Error code:   StreamingRowsError
Exception:    ArrowInvalid
Message:      Unrecognized filesystem type in URI: https://huggingface.co/datasets/graelo/wikipedia/resolve/main/data/20230601/train-ab.parquet
Traceback:    Traceback (most recent call last):
                File "/src/services/worker/src/worker/utils.py", line 363, in get_rows_or_raise
                  return get_rows(
                File "/src/services/worker/src/worker/utils.py", line 305, in decorator
                  return func(*args, **kwargs)
                File "/src/services/worker/src/worker/utils.py", line 341, in get_rows
                  rows_plus_one = list(itertools.islice(ds, rows_max_number + 1))
                File "/src/services/worker/.venv/lib/python3.9/site-packages/datasets/iterable_dataset.py", line 981, in __iter__
                  for key, example in ex_iterable:
                File "/src/services/worker/.venv/lib/python3.9/site-packages/datasets/iterable_dataset.py", line 116, in __iter__
                  yield from self.generate_examples_fn(**self.kwargs)
                File "/src/services/worker/.venv/lib/python3.9/site-packages/datasets/iterable_dataset.py", line 801, in wrapper
                  for key, table in generate_tables_fn(**kwargs):
                File "/tmp/modules-cache/datasets_modules/datasets/graelo--wikipedia/9a12bfb7b31e156d229f0af7e5e4b56a7ff1402dee503d6a732097e88a18f59e/wikipedia.py", line 473, in _generate_tables
                  pf = pq.ParquetFile(filepath)
                File "/src/services/worker/.venv/lib/python3.9/site-packages/pyarrow/parquet/core.py", line 316, in __init__
                  filesystem, source = _resolve_filesystem_and_path(
                File "/src/services/worker/.venv/lib/python3.9/site-packages/pyarrow/fs.py", line 187, in _resolve_filesystem_and_path
                  filesystem, path = FileSystem.from_uri(path)
                File "pyarrow/_fs.pyx", line 470, in pyarrow._fs.FileSystem.from_uri
                File "pyarrow/error.pxi", line 144, in pyarrow.lib.pyarrow_internal_check_status
                File "pyarrow/error.pxi", line 100, in pyarrow.lib.check_status
              pyarrow.lib.ArrowInvalid: Unrecognized filesystem type in URI: https://huggingface.co/datasets/graelo/wikipedia/resolve/main/data/20230601/train-ab.parquet

Notes:

  • In my script, I tried with a relative url and also an absolute one.
  • I’m pretty sure this is due to datasets-server first resolving the relative url (it adds https://hugg.../resolve/main/) and passing it as the filepath arg to _generate_tables() as is. Unsurprisingly, pyarrow does not handle a web url, hence the exception.
  • I tried dl_manager.download_and_extract(...) and dl_manager.download(...).
  • I’m aware of the open PR around structuring the repo to handle various configs, that will be great, but I like the dataset script approach also because it allows me to specify a version.

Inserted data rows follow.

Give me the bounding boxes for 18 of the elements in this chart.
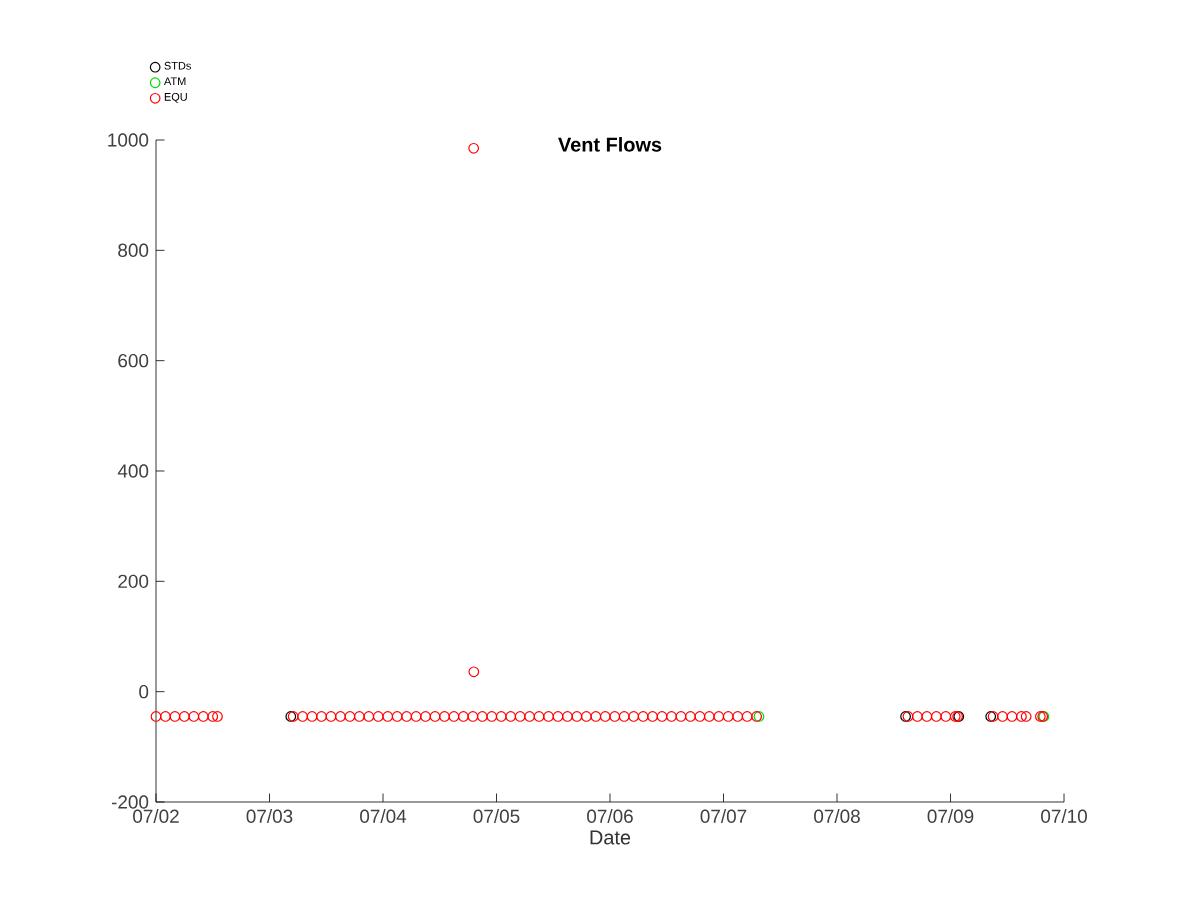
x-tick-label: 07/02 <box>133 809 179 823</box>
x-tick-label: 07/09 <box>927 809 974 823</box>
x-tick-label: 07/03 <box>246 809 293 823</box>
y-tick-label: 1000 <box>108 133 149 147</box>
y-tick-label: 0 <box>139 684 149 699</box>
y-tick-label: 600 <box>118 353 149 368</box>
y-tick-label: 200 <box>118 574 149 589</box>
y-tick-label: 400 <box>117 464 149 478</box>
y-tick-label: 800 <box>118 243 149 258</box>
x-tick-label: 07/05 <box>473 809 520 823</box>
chart-title: Vent Flows <box>558 137 662 152</box>
x-tick-label: 07/08 <box>814 809 860 823</box>
y-tick-label: -200 <box>111 795 149 809</box>
x-tick-label: 07/07 <box>700 809 747 823</box>
x-axis-title: Date <box>590 830 631 845</box>
x-tick-label: 07/06 <box>587 809 633 823</box>
x-tick-label: 07/04 <box>360 809 407 823</box>
x-tick-label: 07/10 <box>1041 809 1087 823</box>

I’m guessing there’s a lot going on with the automated conversion to parquet.

Is my issue going to be solved as a side effect of your work on datasets and datasets-server, or is there something I should fix on my side?

Thanks!

Hi ! pq.ParquetFile() doesn’t support passing URLs, but we do extend open() to work with URLs (we use URLs in streaming mode for the preview).

If you use open() and pass the file-like object to pq.ParquetFile it should work !

I opened a PR here :graelo/wikipedia · fix preview

1 Like

Oooooooh :wink: Very nice, Q, it works great.

Can you share how you got it to work?

Note that dataset previews are now disabled for datasets with a script for security reasons (some people were abusing it). You should use a dataset in a supported format (parquet, csv, jsonl, etc.) without a script if you want the dataset viewer to work.